Benson’s other interactions with medical providers were similar. On June 27, 2016, Dr. Seldon Longley, rheumatologist, cited that Benson’s PMR was “well controlled” through Prednisone. In addition, on August 2, 2016, a Dr. Rocca indicated no symptoms of PMR and instead opined that Benson was experiencing a good recovery from his knee surgery. The only indications that PMR seemed to be causing Benson much trouble at all came after the Elimination Period on August 31, 2016, and again on September 8, 2016. As a result of the above treatment notes, the court determined that Benson only met the definition of “disabled” during the recovery period of his knee surgery.

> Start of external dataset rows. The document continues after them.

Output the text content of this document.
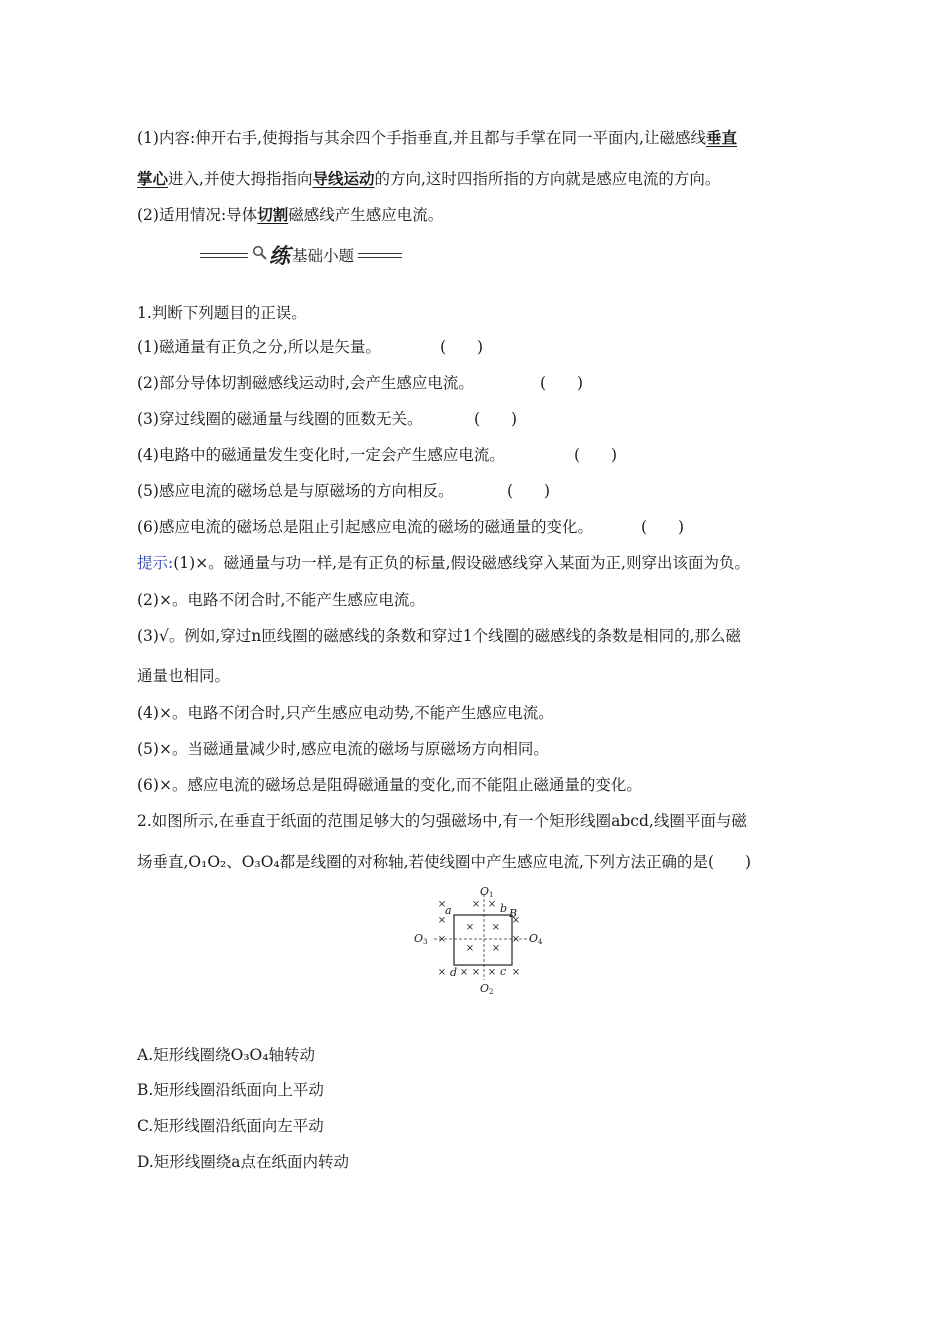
(1)内容:伸开右手,使拇指与其余四个手指垂直,并且都与手掌在同一平面内,让磁感线垂直
掌心进入,并使大拇指指向导线运动的方向,这时四指所指的方向就是感应电流的方向。
(2)适用情况:导体切割磁感线产生感应电流。
练 基础小题
1.判断下列题目的正误。
(1)磁通量有正负之分,所以是矢量。	(　　)
(2)部分导体切割磁感线运动时,会产生感应电流。	(　　)
(3)穿过线圈的磁通量与线圈的匝数无关。	(　　)
(4)电路中的磁通量发生变化时,一定会产生感应电流。	(　　)
(5)感应电流的磁场总是与原磁场的方向相反。	(　　)
(6)感应电流的磁场总是阻止引起感应电流的磁场的磁通量的变化。	(　　)
提示:(1)×。磁通量与功一样,是有正负的标量,假设磁感线穿入某面为正,则穿出该面为负。
(2)×。电路不闭合时,不能产生感应电流。
(3)√。例如,穿过n匝线圈的磁感线的条数和穿过1个线圈的磁感线的条数是相同的,那么磁
通量也相同。
(4)×。电路不闭合时,只产生感应电动势,不能产生感应电流。
(5)×。当磁通量减少时,感应电流的磁场与原磁场方向相同。
(6)×。感应电流的磁场总是阻碍磁通量的变化,而不能阻止磁通量的变化。
2.如图所示,在垂直于纸面的范围足够大的匀强磁场中,有一个矩形线圈abcd,线圈平面与磁
场垂直,O₁O₂、O₃O₄都是线圈的对称轴,若使线圈中产生感应电流,下列方法正确的是(　　)
×	× ×
×	×
× ×
×	×
× ×
× × × × ×
a	b B
c
d
O1
O2
O3	O4
A.矩形线圈绕O₃O₄轴转动
B.矩形线圈沿纸面向上平动
C.矩形线圈沿纸面向左平动
D.矩形线圈绕a点在纸面内转动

Thirdly, the court considered Benson’s ability to perform his job duties. An examination of his job duties revealed that his work was primarily sedentary, including sitting for two hours at a time, standing or walking for thirty minutes at a time, and not lifting anything heavy. On a daily basis, Benson had to sit for seven hours, walk for thirty minutes, and stand for thirty minutes. Dr. Rocca provided a statement to Hartford on August 25, 2016, which opined that Benson was able to sit or stand for eight hours and walk for thirty minutes up to six or eight hours per day. As such, the court held that Benson was able to perform his job duties as early as that August 25th date.
Overall, the court affirmed that Hartford’s decision was not “wrong” in determining that Benson was not entitled to receive long-term disability benefits. As this decision met the first element of the Blankenship standard, the court chose to end its inquiry. However, the court further stated that if it had continued with the Blankenship review, it would have found that Hartford had not acted in an arbitrary and capricious manner because Hartford’s reasoning had been so clearly outlined.[Note: this claim was not handled by the Ortiz Law Firm. It is merely summarized here for a better understanding of how Federal Courts are handling long term disability insurance claims.]